Not very many years ago, mention of a Chinese bike would conjure up images of a rickety old Jialing nail, shod with rock-hard Bakelite tyres that would see you on your arse at the flick of a wrist.

But Wuyang want to change the way you think of Chinese bikes forever. Discreetly tucked away at this year's NEC show on the David Silver Spares stand were five machines from Wuyang and their parent company the Guangzhou Motors Group.

Speaking at the show to Pang Ya Dong, senior engineer for the Guangzhou Motors Group, you get the feeling this is the advance party for a much bigger invasion. "These are the machines we're bringing in at the moment," smiled Dong. "But after that, we will see. We have 66 models in our range so we have many more we could introduce into the UK. In China we sell between 700,000-800,000 units a year."

That compares to total UK sales of two-wheelers in 2005 of 132,803.
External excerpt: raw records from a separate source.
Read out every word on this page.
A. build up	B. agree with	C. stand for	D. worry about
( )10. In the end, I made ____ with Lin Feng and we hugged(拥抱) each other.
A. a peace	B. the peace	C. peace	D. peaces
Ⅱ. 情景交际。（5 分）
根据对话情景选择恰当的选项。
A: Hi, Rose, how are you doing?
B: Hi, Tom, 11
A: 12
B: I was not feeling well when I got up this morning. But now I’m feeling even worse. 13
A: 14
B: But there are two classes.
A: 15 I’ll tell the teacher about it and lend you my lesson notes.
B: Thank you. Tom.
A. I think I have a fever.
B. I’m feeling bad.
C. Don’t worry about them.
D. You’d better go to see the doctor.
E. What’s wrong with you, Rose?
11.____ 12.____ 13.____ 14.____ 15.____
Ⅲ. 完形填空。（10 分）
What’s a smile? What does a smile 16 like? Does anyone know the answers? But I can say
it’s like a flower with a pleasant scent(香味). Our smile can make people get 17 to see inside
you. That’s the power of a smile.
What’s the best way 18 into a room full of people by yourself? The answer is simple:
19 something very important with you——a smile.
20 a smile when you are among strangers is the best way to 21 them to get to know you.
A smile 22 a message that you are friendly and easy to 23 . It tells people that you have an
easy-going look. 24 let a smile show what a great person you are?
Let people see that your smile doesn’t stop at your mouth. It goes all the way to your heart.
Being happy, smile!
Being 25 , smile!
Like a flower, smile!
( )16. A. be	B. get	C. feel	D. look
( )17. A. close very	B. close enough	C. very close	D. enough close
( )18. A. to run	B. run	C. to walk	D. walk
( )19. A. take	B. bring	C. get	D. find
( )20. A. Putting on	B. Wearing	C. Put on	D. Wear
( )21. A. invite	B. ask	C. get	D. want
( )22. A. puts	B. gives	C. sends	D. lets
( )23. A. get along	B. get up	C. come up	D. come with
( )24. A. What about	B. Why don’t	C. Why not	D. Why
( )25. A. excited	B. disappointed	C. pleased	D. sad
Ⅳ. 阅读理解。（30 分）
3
The Guangzhou Motors Group got off the ground in 1986. They began assembly of their first range of motorcycles and scooters a year later and by 1992 they'd won a prestigious contract to work with Honda,
making machines for the Chinese market. And this is the key to why Wuyang could be destined for great things. As Dong says: "Our quality control is the same as the Honda standard. We feel this is important, as quality is so vital. That is why our bikes are more expensive than the opposition in China."
Wuyang and their parent group have built many Honda Accords and Toyota Camrys for the Chinese
market. Isuzu, too, trust them for licenced production.

Dong adds: "We would love to be seen in the same light as Honda around the world, but we know we have a way to go. This is the start."

Hot on the heels of Wuyang's entry into the UK has come the news that Jincheng has a technical link-up with Aprilia. The Jincheng Corporation is one of China's largest motorcycle manufacturers and this alliance with Aprilia is part of Jincheng's expansion plans into Europe and the USA.

It's not yet clear what effect this will have on the UK market, but Jincheng is looking to get a stronger foothold in Europe alongside Aprilia.

In 2005, Jincheng exported more than 500,000 bikes to 40 countries. That's huge. So, the link with Aprilia - owned since 2004 by Piaggio, Italy's largest producer of motorcycles - should not be underestimated.
China, it seems, could soon be following Korean firm Hyosung into the middleweight arena. The Comet and Comet R are both middleweight machines using a licence-produced Suzuki SV650 mill. With Wuyang already buildling small-capacity Honda engines under licence, all with fuel-injection and compliant with the Euro III emissions laws, what could they do with a 2007 Honda Hornet motor?

So laugh at them if you will. Yes, like we did at Skoda 20 years ago. But, like Skoda following their 1991 part buy-out by Volkswagen and subsequent 100 per cent buy-out a decade later, Honda's influence on Wuyang may yet bear delicious fruit.